Hoge Raad, 06-10-2023, ECLI:NL:HR:2023:1394, 22/03253

Hoge Raad, 06-10-2023, ECLI:NL:HR:2023:1394, 22/03253

Gegevens

Instantie
Hoge Raad
Datum uitspraak
6 oktober 2023
Datum publicatie
6 oktober 2023
ECLI
ECLI:NL:HR:2023:1394
Formele relaties
Zaaknummer
22/03253

Inhoudsindicatie

HR: 81.1 RO.

Uitspraak

HOGE RAAD DER NEDERLANDEN

BELASTINGKAMER

Nummer 22/03253

Datum 6 oktober 2023

ARREST

in de zaak van

[X] (hierna: belanghebbende)

op het beroep in cassatie tegen de uitspraak van het Gerechtshof Den Haag van 21 juli 2022, nr. BK-21/010061, op het hoger beroep van belanghebbende tegen een uitspraak van de Rechtbank Rotterdam (nr. ROT 20/4755) betreffende de ten aanzien van belanghebbende gegeven beschikking op grond van de Wet waardering onroerende zaken en de aanslag in de onroerendezaakbelastingen van de gemeente Rotterdam voor het jaar 2020 betreffende de onroerende zaak [a-straat 1] te [Z].

1 Geding in cassatie

Belanghebbende, vertegenwoordigd door F. Klunne, heeft tegen de uitspraak van het Hof beroep in cassatie ingesteld.

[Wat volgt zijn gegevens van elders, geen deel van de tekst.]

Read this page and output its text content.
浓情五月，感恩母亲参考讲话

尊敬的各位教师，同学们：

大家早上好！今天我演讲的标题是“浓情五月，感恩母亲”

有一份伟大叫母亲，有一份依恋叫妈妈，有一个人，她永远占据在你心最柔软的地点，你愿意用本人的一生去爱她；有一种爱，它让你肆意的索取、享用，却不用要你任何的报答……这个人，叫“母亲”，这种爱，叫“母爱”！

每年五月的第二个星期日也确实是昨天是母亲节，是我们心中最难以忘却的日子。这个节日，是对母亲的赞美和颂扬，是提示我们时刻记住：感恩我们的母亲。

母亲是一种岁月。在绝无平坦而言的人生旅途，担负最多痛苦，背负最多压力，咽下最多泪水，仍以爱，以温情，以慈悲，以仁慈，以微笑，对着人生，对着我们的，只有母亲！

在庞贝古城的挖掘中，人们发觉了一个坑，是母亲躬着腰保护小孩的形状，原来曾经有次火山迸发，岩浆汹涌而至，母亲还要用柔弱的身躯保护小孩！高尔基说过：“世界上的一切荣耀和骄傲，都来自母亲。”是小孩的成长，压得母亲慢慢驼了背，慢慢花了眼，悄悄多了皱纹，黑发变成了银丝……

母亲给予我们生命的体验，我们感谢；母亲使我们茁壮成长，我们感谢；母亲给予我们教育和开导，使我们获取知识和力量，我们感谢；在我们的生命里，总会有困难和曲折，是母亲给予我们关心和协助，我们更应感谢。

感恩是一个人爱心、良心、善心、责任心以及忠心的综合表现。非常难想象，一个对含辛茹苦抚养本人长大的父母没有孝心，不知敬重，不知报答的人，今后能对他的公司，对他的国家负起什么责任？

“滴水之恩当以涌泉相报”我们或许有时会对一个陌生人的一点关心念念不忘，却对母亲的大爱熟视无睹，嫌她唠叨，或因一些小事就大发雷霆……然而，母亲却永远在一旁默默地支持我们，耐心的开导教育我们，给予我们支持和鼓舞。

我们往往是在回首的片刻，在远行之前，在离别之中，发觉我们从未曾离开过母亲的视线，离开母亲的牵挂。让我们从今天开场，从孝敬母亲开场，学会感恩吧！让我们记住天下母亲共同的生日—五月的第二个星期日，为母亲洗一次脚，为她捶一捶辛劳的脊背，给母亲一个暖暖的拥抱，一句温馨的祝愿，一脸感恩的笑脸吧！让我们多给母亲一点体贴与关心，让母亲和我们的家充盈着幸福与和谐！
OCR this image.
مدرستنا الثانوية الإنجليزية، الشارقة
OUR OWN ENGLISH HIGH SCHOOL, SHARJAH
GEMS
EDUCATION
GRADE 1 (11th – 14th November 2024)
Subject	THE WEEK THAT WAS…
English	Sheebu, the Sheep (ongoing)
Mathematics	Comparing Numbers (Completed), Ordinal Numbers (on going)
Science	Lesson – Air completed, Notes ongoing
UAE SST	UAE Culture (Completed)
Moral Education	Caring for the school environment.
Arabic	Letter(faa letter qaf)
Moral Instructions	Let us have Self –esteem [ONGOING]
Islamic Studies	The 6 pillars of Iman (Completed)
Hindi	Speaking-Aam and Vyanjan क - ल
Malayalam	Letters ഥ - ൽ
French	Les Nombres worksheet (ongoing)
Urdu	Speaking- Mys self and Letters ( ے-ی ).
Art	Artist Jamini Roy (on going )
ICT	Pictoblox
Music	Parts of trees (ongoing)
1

2 Beoordeling van de middelen

De Hoge Raad heeft de klachten over de uitspraak van het Hof beoordeeld. De uitkomst hiervan is dat deze klachten niet kunnen leiden tot vernietiging van die uitspraak. De Hoge Raad hoeft niet te motiveren waarom hij tot dit oordeel is gekomen. Bij de beoordeling van deze klachten is het namelijk niet nodig om antwoord te geven op vragen die van belang zijn voor de eenheid of de ontwikkeling van het recht (zie artikel 81, lid 1, van de Wet op de rechterlijke organisatie).

3 Proceskosten

De Hoge Raad ziet geen aanleiding voor een veroordeling in de proceskosten.